A method for vibrating a mold box of a type having a plurality of mold cavities sized and shaped to yield a predesignated molded product is also disclosed, in which the mold box is mounted to a frame within the expanse of a product forming machine. The left and right sides of a yoke are then moved upward and downward independently through phases of a vibration sequence having maximum and minimum lifting heights such that the left and right sides of the yoke tilt with respect to one another dependent upon the vibration sequence. Finally, the central portion of the yoke is coupled to the frame so that the frame is vibrated at an approximate average between the upward and downward movement of the left and right sides of the yoke. Alternately, the first rotation rate of the first cam and the second rotation rate of the second cam can be set to be equal to one another. Then, one would adjust the rotation rate of one or both of the first and second rotation rates so that the first cam and second cam rotate at different rates relative to one another in order to effect a rotational phase difference between the first and second cams that changes over time. The first rotation rate is then set equal to the second rotation rate when the rotation phase difference between the first and second cams is equal to a desired amount. That is, the rotation rate of one is slowed down (or sped up) for a brief time until a desired phase difference is achieved at which point the rotation rates are again set equal to one another.
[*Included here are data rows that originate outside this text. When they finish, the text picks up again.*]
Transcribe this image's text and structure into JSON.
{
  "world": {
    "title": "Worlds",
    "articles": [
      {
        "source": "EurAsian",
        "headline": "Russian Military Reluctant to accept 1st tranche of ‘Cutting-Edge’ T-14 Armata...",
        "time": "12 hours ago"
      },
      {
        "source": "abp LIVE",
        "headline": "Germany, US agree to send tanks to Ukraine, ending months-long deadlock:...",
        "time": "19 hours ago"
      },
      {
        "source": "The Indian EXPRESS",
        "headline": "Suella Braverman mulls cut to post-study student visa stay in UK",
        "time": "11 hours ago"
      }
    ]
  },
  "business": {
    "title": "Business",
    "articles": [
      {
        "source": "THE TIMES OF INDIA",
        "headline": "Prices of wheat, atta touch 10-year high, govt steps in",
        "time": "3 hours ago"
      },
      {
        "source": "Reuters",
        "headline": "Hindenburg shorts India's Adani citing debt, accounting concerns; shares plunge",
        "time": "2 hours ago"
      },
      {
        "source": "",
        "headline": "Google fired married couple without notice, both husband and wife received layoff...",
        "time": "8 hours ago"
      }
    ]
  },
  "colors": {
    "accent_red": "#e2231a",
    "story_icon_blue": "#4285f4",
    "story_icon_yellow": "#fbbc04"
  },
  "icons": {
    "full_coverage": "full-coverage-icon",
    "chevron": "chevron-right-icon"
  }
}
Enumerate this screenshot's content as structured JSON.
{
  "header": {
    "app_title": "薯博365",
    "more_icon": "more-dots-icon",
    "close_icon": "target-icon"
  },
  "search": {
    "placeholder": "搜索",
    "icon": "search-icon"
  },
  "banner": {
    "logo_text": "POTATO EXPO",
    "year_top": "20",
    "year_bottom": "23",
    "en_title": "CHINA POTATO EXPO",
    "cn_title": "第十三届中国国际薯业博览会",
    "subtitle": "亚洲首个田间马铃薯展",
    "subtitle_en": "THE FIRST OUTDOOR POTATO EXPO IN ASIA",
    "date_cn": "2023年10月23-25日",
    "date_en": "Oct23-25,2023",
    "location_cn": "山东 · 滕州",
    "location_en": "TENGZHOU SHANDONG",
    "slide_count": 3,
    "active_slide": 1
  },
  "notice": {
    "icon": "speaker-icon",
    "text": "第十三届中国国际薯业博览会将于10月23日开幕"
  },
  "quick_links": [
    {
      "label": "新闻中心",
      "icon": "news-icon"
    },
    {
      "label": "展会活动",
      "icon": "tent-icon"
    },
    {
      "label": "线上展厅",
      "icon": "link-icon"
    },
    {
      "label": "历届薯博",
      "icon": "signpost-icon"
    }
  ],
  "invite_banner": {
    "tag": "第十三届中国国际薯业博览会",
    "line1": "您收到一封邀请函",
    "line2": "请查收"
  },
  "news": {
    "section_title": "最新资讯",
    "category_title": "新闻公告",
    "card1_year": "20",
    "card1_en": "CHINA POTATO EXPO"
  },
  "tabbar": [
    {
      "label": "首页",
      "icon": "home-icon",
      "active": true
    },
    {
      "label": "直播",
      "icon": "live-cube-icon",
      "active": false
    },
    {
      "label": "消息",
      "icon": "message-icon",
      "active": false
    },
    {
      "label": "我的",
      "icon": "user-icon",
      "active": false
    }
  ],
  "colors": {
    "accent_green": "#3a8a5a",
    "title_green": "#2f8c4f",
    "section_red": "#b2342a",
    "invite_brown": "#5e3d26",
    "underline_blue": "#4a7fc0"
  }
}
The foregoing and other objects, features and advantages of the invention will become more readily apparent from the following detailed description of a preferred embodiment of the invention that proceeds with reference to the accompanying drawings.

BRIEF DESCRIPTION OF THE DRAWINGS

FIG. 1 is a perspective view of a concrete products forming machine (CPM) incorporating a vibration system implemented according to teachings of the invention.

FIG. 2 is a schematic side view showing the vibration system portion of the CPM of FIG. 1.

FIGS. 3A-3E show side elevation views of the vibration system of FIGS. 1 and 2 at five different times during a first implementation of the vibration sequence where cam rotation frequencies are different from one-another.

FIG. 4A is a graph showing the lifting positions of the vibration rods over time for the vibration system of FIGS. 3A-3E.

FIG. 4B is a graph showing the lifting position of the vibration rods over time where the rotating cams are set at a common frequency but at a 120-degree phase difference according to an alternate embodiment of the invention.

FIG. 5 is a graph showing the resulting vibration of a mold using a second implementation of the vibration sequence for various phase differences between the vibration rods.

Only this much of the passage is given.